Seleziona la tua lingua
La crisi dei mattoni
In un mondo dominato da inglesismi e velocità siamo ormai assuefatti agli acronimi. I mattoni in oggetto non sono infatti quelli di terracotta, nemmeno i Lego, ma i BRICS, sigla con cui ci si riferisce in modo congiunto a cinque paesi: Brasile, Russia, India, Cina e Sud Africa. Contrariamente ai PIIGS, i BRICS sono le economie trainanti e più in crescita sul pianeta. Negli ultimi vent'anni abbiamo guardato inizialmente con diffidenza ma poi con fiducia ai BRICS confidando che con la loro vivacità potessero sopperire le carenze del vecchio continente.
Ciò nonostante anche i BRICS non sono immuni dalle crisi. Sono infatti economie deboli, facilmente penetrabili dalla speculazione e suscettibili a crisi monetarie. Il crollo del Baht thailandese nel luglio 1997 e la conseguente crisi asiatica che ne scaturì ebbero origine da un attacco speculativo dal quale i governi orientali non seppe difendersi.

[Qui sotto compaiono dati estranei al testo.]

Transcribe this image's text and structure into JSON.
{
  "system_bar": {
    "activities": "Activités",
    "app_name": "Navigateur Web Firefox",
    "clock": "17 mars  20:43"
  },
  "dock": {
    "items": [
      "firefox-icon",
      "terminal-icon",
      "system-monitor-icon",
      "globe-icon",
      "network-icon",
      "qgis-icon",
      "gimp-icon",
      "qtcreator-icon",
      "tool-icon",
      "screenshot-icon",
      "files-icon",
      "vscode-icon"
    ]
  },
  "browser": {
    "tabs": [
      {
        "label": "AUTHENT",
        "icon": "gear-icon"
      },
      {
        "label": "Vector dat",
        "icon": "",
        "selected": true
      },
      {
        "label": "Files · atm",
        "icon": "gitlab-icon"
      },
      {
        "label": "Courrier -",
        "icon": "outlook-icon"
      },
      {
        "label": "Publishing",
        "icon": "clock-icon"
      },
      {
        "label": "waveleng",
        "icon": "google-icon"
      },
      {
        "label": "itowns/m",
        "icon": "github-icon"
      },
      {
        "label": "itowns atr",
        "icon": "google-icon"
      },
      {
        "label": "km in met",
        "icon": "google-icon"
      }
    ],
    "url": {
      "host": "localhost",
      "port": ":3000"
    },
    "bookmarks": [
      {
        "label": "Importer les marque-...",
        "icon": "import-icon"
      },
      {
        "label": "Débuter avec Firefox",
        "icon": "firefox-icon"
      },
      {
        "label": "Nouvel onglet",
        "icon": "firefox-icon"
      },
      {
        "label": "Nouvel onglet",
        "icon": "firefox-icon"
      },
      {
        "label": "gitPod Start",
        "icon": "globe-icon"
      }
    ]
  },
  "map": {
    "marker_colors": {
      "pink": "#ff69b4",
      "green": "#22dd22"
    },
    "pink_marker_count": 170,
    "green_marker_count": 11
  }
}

La crisi russa dell'estate 1998, che portò al default del debito pubblico, ebbe origine in seguito allo smantellamento del regime comunista, epilogo della Guerra Fredda, e la conseguente penetrazione del liberismo nel sistema finanziario nazionale. Dal dopo Eltsin queste logiche hanno gettato il paese nella miseria e formato quelle che oggi sono le oligarchie russe, tra le più ricche e potenti al modo. Oggi la Russia rimane forse l'unica nazione al mondo che può dirsi autosufficiente a livello di risorse del sottosuolo e le oligarchie hanno sfruttato questo vantaggio strategico gettando le basi di una delle economie mondiali in maggiore espansione.
Oggi queste locomotive stanno dando segni di cedimento. La crescita è ancora a livelli importanti ma non tali da soddisfare le attese. La logica purtroppo è spietata: quando un paese lascia entrare i capitali dall'estero ottiene un'immediata pioggia di liquidità che però esige riscontro. Questi capitali sono pronti ad andarsene appena la nazione ospitante mostra segnali di cedimento o indecisione nell'adottare politiche che favoriscono l'impiego dei capitali stessi.
Il denaro non dorme mai, ma a far fuggire i capitali non è solo l'incertezza politica dei BRICS. C'è anche un complessivo ed inevitabile impoverimento dei giacimenti di materie prime, necessarie per alimentare un'economia reale ed in forte espansione come quella cinese. La direzione di questi capitali in fuga è il mercato azionario americano, più promettente per il futuro ma a sua volta non immune da bolle speculative e nuove contrazioni.
Stiamo assitendo ad una guerra per accaparrarsi l'ultimo frammento di stabilità economica che possa garantire ricchezza e crescita illimitata nel tempo, denaro che genera alto denaro. Aristotele diceva: "Nummus nummum parere non potest", che si può tradurre come "Il denaro on può generare altro denaro". In altre parole, non esistono pasti gratis, macchinette da soldi, amplificatori di ricchezza a guadagno infinito. Il concetto di tempo come amplificatore di capitale è alla base della logica di investimento moderna, mentre pensare a chi specula sul tempo come un peccatore sembra una visione oscurantista e medievaleggiante.